All of Ronon's requests to forcibly relocate the man were denied.
With the information Rodney was able to access during his flashes, within the first three months of his activation they were able to apprehend four fugitives: two of whom were on the FBI's Most Wanted and one which was of particular interest to her own agency. They had also broken up two smuggling rings and surprised a smash-and-grab team of amateurs who mistakenly believed that the Buy More was the easiest and most lucrative target at the Pegasus Mall.
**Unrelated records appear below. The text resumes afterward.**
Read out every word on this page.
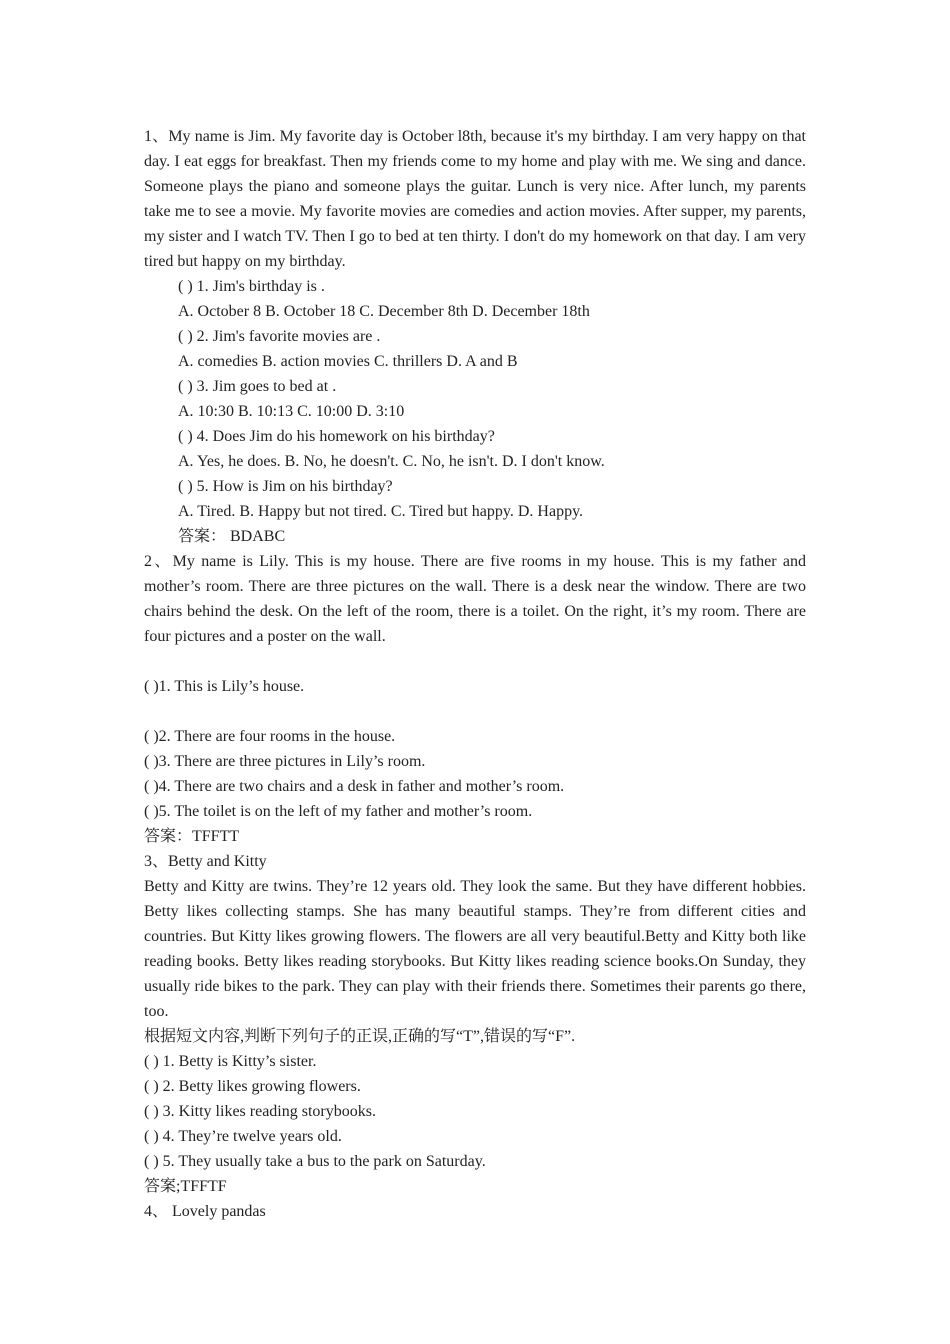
1、My name is Jim. My favorite day is October l8th, because it's my birthday. I am very happy on that day. I eat eggs for breakfast. Then my friends come to my home and play with me. We sing and dance. Someone plays the piano and someone plays the guitar. Lunch is very nice. After lunch, my parents take me to see a movie. My favorite movies are comedies and action movies. After supper, my parents, my sister and I watch TV. Then I go to bed at ten thirty. I don't do my homework on that day. I am very tired but happy on my birthday.
( ) 1. Jim's birthday is .
A. October 8 B. October 18 C. December 8th D. December 18th
( ) 2. Jim's favorite movies are .
A. comedies B. action movies C. thrillers D. A and B
( ) 3. Jim goes to bed at .
A. 10:30 B. 10:13 C. 10:00 D. 3:10
( ) 4. Does Jim do his homework on his birthday?
A. Yes, he does. B. No, he doesn't. C. No, he isn't. D. I don't know.
( ) 5. How is Jim on his birthday?
A. Tired. B. Happy but not tired. C. Tired but happy. D. Happy.
答案： BDABC
2、My name is Lily. This is my house. There are five rooms in my house. This is my father and mother’s room. There are three pictures on the wall. There is a desk near the window. There are two chairs behind the desk. On the left of the room, there is a toilet. On the right, it’s my room. There are four pictures and a poster on the wall.
( )1. This is Lily’s house.
( )2. There are four rooms in the house.
( )3. There are three pictures in Lily’s room.
( )4. There are two chairs and a desk in father and mother’s room.
( )5. The toilet is on the left of my father and mother’s room.
答案：TFFTT
3、Betty and Kitty
Betty and Kitty are twins. They’re 12 years old. They look the same. But they have different hobbies. Betty likes collecting stamps. She has many beautiful stamps. They’re from different cities and countries. But Kitty likes growing flowers. The flowers are all very beautiful.Betty and Kitty both like reading books. Betty likes reading storybooks. But Kitty likes reading science books.On Sunday, they usually ride bikes to the park. They can play with their friends there. Sometimes their parents go there, too.
根据短文内容,判断下列句子的正误,正确的写“T”,错误的写“F”.
( ) 1. Betty is Kitty’s sister.
( ) 2. Betty likes growing flowers.
( ) 3. Kitty likes reading storybooks.
( ) 4. They’re twelve years old.
( ) 5. They usually take a bus to the park on Saturday.
答案;TFFTF
4、 Lovely pandas
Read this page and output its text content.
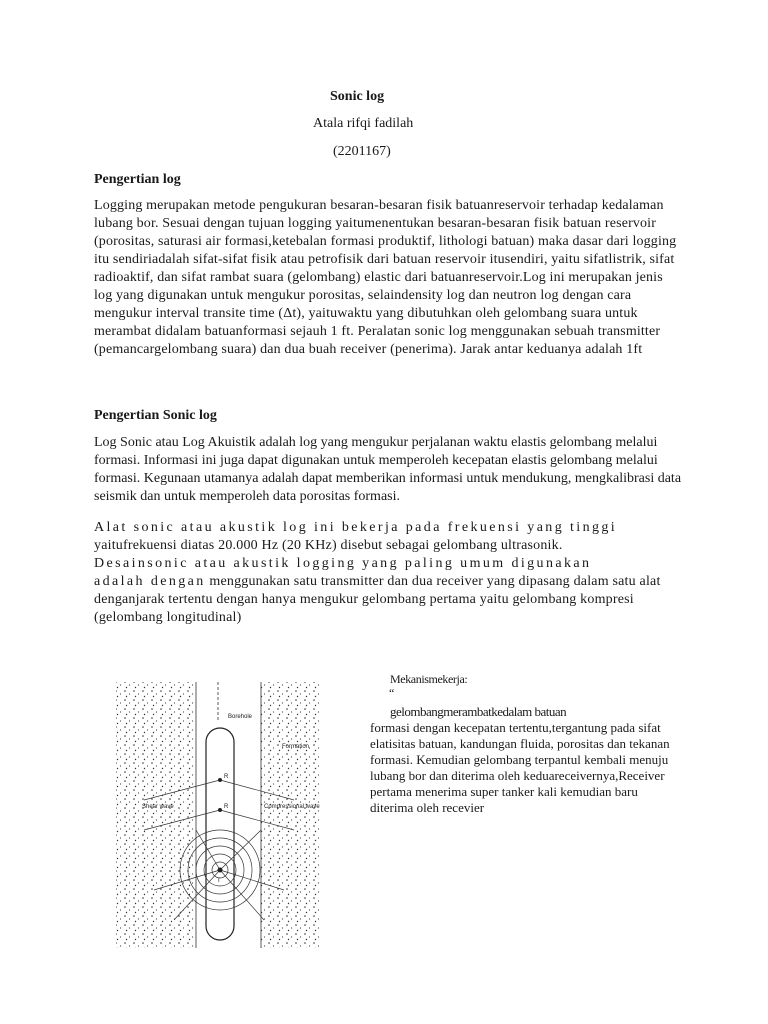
Sonic log
Atala rifqi fadilah
(2201167)
Pengertian log
Logging merupakan metode pengukuran besaran-besaran fisik batuanreservoir terhadap kedalaman lubang bor. Sesuai dengan tujuan logging yaitumenentukan besaran-besaran fisik batuan reservoir (porositas, saturasi air formasi,ketebalan formasi produktif, lithologi batuan) maka dasar dari logging itu sendiriadalah sifat-sifat fisik atau petrofisik dari batuan reservoir itusendiri, yaitu sifatlistrik, sifat radioaktif, dan sifat rambat suara (gelombang) elastic dari batuanreservoir.Log ini merupakan jenis log yang digunakan untuk mengukur porositas, selaindensity log dan neutron log dengan cara mengukur interval transite time (Δt), yaituwaktu yang dibutuhkan oleh gelombang suara untuk merambat didalam batuanformasi sejauh 1 ft. Peralatan sonic log menggunakan sebuah transmitter (pemancargelombang suara) dan dua buah receiver (penerima). Jarak antar keduanya adalah 1ft
Pengertian Sonic log
Log Sonic atau Log Akuistik adalah log yang mengukur perjalanan waktu elastis gelombang melalui formasi. Informasi ini juga dapat digunakan untuk memperoleh kecepatan elastis gelombang melalui formasi. Kegunaan utamanya adalah dapat memberikan informasi untuk mendukung, mengkalibrasi data seismik dan untuk memperoleh data porositas formasi.
Alat sonic atau akustik log ini bekerja pada frekuensi yang tinggi
yaitufrekuensi diatas 20.000 Hz (20 KHz) disebut sebagai gelombang ultrasonik.
Desainsonic atau akustik logging yang paling umum digunakan
adalah dengan menggunakan satu transmitter dan dua receiver yang dipasang dalam satu alat denganjarak tertentu dengan hanya mengukur gelombang pertama yaitu gelombang kompresi (gelombang longitudinal)
Borehole
Formation
Shear wave	Compressional wave
R
R
T
Mekanismekerja:
“
gelombangmerambatkedalam batuan
formasi dengan kecepatan tertentu,tergantung pada sifat elatisitas batuan, kandungan fluida, porositas dan tekanan formasi. Kemudian gelombang terpantul kembali menuju lubang bor dan diterima oleh keduareceivernya,Receiver pertama menerima super tanker kali kemudian baru diterima oleh recevier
"I still think we should've shown them how lucky they were they didn't trip any of the anti-personnel—"
"No, Ronon."
---
Even easier than posing as an indolent and indulged woman — who spent most of her days sunning by the apartment's pool — was posing as Rodney's girlfriend. After the first few weeks, even Ronon stopped teasing her about her attraction to their asset though he continued to give her concerned looks when he thought she wasn't looking.
As for Rodney, he transitioned from civilian to activated asset with every bit as much frustration, angry outbursts, and irritation as she could have expected. It took several weeks before he stopped snapping at them all in the wake of each flash, and Teyla spent more time than she reported merely sitting with him and nodding as he paced from one end of his bedroom to the other.
"Isn't there any way to get this crap out of my head?" he barked one day as Ronon finished restraining the assassin they had surprised as she browsed the weapons for sale at Large Mart.
Ronon ignored him and hauled the woman to her feet. Teyla stepped up behind Rodney and laid a hand on his back between his shoulder blades.
"As I have told you every time you have asked: my agency is still working through channels to recall Dr Carter from her off-world assignment. Once she makes planetfall arrangements will be made to have her examine you."
He huffed out a heavy breath and let his shoulders slump. Teyla squeezed his arm, biting back the urge to hug him instead.
---
Dr Carter arrived two and a half months later with an entire Marine contingent and more menacing equipment than Teyla had seen outside of Ronon's personal armory. After two days of examinations, she threw up her hands and admitted there was no way to remove the database without irrevocably damaging Rodney's brain.
So, of course, when Rodney had his inevitable panicked meltdown — when his hands shook with fear and his mouth turned down on one side, when his voice grew louder than she had ever heard it — of course, that was when Teyla gave into impulse and kissed him.
---
"On the whole," Rodney said, his voice sleepy, soft and low and vibrating under her cheek, "on the whole I think I might finally have to forgive that son of a bitch Sheppard."
Teyla closed her eyes against the bolt of dread that the name gave her.
"I mean, sure, he ruined my career and now I have to work with barely literate teenagers who pretend to be electronics experts, and live with my sister and her crimes against cuisine, and if I never have to see another cracked laptop case I will die a happy man but—"
His lips stilled under hers. Teyla traced the line of his jaw with her fingertips as she pulled away. "I am grateful to him as well, Rodney. Perhaps some day I will be free to explain to you how much."